Stashing away cash for a rainy day can sometimes feel like a chore. However, it is important to fill your nest egg so you can be prepared for life’s curveballs. The Cheat Sheet asked three personal finance experts to share some of their tips for saving more money and how to turn this task into an enjoyable activity.
Try not to be overwhelmed by expert recommendations. Although it is best to have at least six to eight months of emergency funds, it’s OK to start saving little by little. Savings.com DealPro and founder of personal finance site The Centsible Life, Kelly Whalen, says even stashing away just $5 each week can get you in the savings habit:
Try saving small to start. Even if you can only sock away $5 to $10 per week it will make it easier to pay for an emergency when it does come up. That little bit can add up faster than you think!
Deprivation is a sure way to blow through your cash. When you feel deprived you’ll just want to spend even more. So allow yourself to purchase a few wants in addition to your needs. Matt Becker, financial planner, founder of Mom and Dad Money and author of The New Family Financial Road Map, says this is the key to making life more enjoyable:
Make sure you save for things you want in addition to saving for the things you’re “supposed” to do. That could be saving ahead for travel, a house, the next iPhone, or whatever it is that makes your life more enjoyable. Those fun savings goals will make it easier to save for the other stuff as well. Make it visual. Get a big glass jar and use it to store spare bills and change right where you can see it. I guarantee you’ll be motivated to fill that jar up to the top.
Saving money won’t feel like a chore if you choose to make it more enjoyable. One way you can add some enjoyment to the process of saving money is to set up a rewards system. This way, you’ll actually start to look forward to putting away your cash. Paul Vachon, founder of personal finance site The Frugal Toad, recommends inviting your family to join in on the fun:
Saving money can be a bit of a challenge but here is a tip that may help to make it fun! Instead of focusing on [saving], make it a fun challenge for your family to cut spending. Build in rewards along the way for meeting certain savings goals as a positive source of motivation for family members. You may have to get a little creative, but you’ll be passing on important financial literacy skills to your children that will serve them well.
Take the focus off of saving by setting up automatic withdrawals. When you don’t think too hard about how much money you’re giving up, it will be easier to save. Becker says willpower may not be enough to keep you on track:
The idea of someday needing money for an emergency feels pretty vague and negative, while we all have a lot of both wants and needs that we can spend on every single day. It’s legitimately difficult to put money away for something that may never happen when you could be using that money on other things right now. Most people rely on willpower, manually saving whatever they can at the end of the month, if they remember and if there’s anything left over to save. It’s much more effective to set up an automatic contribution that moves money to a dedicated savings account on the same day at the start of every single month so that you make consistent progress.
When it becomes difficult to save money, remember that each dollar you save is bringing you one step closer to your personal goals.
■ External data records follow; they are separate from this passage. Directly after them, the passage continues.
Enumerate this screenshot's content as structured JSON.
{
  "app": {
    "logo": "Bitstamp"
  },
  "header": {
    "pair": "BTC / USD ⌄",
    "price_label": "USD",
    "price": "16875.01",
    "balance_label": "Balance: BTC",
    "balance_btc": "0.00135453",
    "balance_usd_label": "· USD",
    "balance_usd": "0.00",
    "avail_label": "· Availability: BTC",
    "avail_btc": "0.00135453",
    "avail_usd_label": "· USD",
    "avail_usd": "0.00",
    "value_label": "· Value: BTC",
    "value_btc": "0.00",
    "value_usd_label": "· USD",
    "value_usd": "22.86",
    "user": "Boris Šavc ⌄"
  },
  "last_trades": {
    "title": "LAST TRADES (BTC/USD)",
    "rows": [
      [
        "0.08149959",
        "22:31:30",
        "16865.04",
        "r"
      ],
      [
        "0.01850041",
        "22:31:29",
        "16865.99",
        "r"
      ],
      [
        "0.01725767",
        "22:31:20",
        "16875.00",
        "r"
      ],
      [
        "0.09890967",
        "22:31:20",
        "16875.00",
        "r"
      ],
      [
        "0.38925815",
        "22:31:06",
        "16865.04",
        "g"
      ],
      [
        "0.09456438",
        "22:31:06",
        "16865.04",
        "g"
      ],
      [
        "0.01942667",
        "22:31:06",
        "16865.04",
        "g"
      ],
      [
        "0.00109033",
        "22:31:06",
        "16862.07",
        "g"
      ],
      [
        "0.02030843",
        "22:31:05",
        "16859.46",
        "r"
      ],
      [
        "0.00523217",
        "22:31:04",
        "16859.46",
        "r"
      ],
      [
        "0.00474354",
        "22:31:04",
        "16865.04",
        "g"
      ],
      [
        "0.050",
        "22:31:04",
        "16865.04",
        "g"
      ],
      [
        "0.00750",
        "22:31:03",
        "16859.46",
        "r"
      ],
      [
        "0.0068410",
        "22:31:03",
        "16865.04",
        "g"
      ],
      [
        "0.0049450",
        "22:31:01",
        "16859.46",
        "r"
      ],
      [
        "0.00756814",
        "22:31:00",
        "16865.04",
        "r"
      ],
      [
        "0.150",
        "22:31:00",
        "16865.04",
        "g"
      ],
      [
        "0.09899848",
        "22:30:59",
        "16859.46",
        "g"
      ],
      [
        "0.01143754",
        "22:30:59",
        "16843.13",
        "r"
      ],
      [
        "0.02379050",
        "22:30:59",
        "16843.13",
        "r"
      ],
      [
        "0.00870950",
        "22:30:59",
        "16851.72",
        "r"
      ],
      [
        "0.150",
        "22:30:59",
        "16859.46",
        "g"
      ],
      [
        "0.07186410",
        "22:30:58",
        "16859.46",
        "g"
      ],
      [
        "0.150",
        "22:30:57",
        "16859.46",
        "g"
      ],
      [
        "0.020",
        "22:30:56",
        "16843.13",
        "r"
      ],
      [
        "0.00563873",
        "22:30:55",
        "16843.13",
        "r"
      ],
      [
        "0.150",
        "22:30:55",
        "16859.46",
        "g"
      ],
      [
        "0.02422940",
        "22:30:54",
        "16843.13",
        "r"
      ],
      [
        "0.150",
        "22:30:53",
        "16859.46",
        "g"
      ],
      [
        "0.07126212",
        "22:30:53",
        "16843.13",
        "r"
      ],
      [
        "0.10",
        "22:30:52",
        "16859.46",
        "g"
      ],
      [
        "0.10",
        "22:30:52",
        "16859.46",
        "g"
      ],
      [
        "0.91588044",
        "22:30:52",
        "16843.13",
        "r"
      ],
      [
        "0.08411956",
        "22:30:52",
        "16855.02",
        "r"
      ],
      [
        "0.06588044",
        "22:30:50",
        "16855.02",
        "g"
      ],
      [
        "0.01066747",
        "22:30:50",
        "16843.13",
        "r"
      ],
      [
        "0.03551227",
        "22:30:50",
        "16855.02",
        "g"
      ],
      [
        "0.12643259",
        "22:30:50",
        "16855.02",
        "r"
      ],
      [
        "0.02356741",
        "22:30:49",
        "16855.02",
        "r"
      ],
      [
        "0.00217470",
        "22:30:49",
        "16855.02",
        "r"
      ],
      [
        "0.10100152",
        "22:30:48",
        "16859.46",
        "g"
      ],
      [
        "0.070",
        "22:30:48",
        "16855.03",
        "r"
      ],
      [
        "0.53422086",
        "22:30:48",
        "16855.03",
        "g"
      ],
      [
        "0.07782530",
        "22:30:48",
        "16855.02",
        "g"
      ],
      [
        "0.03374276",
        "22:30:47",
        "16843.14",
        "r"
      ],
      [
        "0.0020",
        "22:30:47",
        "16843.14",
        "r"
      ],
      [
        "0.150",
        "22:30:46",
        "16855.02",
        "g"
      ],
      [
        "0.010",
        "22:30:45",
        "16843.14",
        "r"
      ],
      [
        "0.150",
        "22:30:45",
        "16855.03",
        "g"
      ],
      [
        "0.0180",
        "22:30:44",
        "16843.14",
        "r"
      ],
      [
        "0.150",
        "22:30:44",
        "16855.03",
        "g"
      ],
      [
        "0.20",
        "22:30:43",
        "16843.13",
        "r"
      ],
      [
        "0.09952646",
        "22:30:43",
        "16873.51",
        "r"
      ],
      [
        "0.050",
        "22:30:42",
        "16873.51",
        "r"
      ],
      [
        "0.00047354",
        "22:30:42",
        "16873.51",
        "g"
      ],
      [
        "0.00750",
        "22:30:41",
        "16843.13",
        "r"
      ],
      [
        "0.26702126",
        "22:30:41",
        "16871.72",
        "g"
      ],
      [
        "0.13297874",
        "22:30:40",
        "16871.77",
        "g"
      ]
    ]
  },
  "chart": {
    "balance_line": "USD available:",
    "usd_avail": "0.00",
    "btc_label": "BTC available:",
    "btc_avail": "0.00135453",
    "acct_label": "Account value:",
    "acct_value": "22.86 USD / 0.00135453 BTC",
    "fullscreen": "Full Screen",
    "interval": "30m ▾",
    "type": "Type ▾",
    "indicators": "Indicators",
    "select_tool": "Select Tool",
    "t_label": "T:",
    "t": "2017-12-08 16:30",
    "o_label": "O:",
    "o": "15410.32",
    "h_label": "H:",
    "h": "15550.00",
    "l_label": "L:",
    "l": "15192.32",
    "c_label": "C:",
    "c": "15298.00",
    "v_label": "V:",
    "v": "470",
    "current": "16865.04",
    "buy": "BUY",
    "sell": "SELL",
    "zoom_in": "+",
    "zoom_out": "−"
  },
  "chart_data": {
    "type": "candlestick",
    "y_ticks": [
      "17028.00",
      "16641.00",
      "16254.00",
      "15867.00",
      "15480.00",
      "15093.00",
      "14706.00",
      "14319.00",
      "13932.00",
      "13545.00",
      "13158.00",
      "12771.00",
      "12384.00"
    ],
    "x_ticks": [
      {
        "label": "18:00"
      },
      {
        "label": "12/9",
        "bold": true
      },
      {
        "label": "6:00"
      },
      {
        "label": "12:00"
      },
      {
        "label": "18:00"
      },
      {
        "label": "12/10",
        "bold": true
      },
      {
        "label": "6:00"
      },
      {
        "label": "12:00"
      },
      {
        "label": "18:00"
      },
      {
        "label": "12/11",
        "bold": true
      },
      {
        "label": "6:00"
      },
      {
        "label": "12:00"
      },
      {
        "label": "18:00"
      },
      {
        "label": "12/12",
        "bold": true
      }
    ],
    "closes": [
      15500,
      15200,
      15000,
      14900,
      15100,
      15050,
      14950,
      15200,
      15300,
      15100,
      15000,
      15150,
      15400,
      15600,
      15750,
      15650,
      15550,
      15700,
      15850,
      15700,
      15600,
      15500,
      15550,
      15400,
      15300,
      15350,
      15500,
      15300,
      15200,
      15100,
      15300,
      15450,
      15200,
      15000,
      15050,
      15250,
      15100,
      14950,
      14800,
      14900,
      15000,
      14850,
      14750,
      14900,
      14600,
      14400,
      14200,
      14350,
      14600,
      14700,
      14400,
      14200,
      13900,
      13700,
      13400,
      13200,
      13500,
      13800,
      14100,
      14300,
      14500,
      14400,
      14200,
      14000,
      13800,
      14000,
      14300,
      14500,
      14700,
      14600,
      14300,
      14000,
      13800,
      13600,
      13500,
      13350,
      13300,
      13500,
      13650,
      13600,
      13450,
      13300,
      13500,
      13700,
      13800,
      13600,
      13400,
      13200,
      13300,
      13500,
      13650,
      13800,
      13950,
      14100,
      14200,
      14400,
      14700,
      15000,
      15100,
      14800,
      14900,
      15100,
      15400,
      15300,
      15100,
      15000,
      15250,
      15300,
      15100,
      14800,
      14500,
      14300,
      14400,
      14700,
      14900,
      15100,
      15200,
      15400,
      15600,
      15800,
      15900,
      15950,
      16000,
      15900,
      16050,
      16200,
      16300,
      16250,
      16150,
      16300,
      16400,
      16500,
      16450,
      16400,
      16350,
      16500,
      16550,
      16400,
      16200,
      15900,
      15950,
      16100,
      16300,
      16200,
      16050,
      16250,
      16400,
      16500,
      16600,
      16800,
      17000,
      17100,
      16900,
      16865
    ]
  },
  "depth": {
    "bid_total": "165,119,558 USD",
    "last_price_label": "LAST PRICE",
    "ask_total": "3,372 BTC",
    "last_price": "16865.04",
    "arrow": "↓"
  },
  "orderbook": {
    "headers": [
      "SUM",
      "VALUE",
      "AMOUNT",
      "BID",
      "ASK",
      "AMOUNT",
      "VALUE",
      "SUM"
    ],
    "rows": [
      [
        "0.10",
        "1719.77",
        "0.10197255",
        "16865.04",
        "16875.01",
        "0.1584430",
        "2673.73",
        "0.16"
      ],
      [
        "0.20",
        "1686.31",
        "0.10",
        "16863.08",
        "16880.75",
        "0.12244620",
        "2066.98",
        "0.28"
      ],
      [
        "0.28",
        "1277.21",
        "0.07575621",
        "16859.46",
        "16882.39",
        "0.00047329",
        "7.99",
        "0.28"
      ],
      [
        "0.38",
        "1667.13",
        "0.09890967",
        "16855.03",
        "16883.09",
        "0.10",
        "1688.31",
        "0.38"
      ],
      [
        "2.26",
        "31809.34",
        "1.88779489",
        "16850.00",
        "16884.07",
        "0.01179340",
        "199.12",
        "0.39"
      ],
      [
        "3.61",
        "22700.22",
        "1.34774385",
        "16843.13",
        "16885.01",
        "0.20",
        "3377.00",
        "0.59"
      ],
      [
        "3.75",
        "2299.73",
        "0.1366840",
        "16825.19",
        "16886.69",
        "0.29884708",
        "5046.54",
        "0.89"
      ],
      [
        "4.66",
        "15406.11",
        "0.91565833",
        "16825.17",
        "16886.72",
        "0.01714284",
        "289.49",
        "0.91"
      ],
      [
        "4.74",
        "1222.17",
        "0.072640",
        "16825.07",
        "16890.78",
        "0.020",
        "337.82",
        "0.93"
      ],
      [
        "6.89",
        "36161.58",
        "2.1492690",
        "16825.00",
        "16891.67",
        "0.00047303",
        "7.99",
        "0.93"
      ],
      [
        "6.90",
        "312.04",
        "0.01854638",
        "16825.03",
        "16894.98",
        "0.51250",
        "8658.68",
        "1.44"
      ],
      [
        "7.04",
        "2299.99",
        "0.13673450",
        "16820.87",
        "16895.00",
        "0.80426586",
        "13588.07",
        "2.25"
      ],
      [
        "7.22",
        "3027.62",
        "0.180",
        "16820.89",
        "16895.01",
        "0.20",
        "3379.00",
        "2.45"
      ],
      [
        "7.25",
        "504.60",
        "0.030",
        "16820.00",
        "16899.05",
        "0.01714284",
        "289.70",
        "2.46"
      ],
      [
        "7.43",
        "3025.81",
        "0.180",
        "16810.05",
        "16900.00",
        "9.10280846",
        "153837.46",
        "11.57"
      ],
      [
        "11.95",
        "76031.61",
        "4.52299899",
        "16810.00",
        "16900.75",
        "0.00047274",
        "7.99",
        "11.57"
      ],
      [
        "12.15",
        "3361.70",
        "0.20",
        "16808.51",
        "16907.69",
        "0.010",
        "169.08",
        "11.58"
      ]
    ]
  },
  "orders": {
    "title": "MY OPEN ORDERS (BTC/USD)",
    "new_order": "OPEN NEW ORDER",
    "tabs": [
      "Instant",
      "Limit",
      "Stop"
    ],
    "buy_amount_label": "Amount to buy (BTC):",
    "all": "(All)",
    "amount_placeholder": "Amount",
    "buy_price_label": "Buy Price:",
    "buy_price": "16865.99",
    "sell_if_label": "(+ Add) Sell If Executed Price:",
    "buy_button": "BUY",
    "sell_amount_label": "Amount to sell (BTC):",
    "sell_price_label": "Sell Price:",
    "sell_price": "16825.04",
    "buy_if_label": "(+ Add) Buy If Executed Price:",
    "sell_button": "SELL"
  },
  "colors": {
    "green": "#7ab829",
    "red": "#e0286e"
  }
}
Becker says more cash on hand can translate into increased opportunity:
Saving ahead isn’t just for the bad stuff. Having extra cash on hand also makes it easier to take advantage of exciting opportunities that come your way, like a new job, a cross-country wedding, or even starting a family. The more you have in savings, the more opportunity you have to make the life choices you actually want to make.
Don’t make a habit of spending extra cash just because it will provide conveniences (for example, you spend money on a taxi when you could walk). Think through all of your purchases and make sure the money you are spending is actually for a necessity. Whalen emphasizes that these little purchases can add up over time:
Costs have risen incredibly in the past several years, so many families are feeling the pinch financially. Additionally we tend to spend on convenience which can cost us more than we realize.
Although it might feel good to spend money when you want and where you want, it is not good for your financial health in the long run. Vachon warns against instant gratification:
Not having an adequate emergency fund can put other savings goals like a new car, home, or a child’s education at risk if you are dipping into savings to pay for an unexpected expense. Having an emergency fund can also eliminate the temptation of using an expensive credit card which can also limit the amount you are able to put toward savings. Start building an emergency fund as soon as possible and set a minimum of two to three months of living expenses and focus your savings towards that fund. Once you have a minimum cushion of emergency funds, then you should invest at least the minimum required to get matching dollars in a company-sponsored retirement plan, and then focus on paying down any outstanding high interest credit card debt. If you have accumulated a large amount of debt it may take some time to dig yourself out of the hole you have dug, but by staying focused on your plan to save and reduce debt you will start to see results quickly!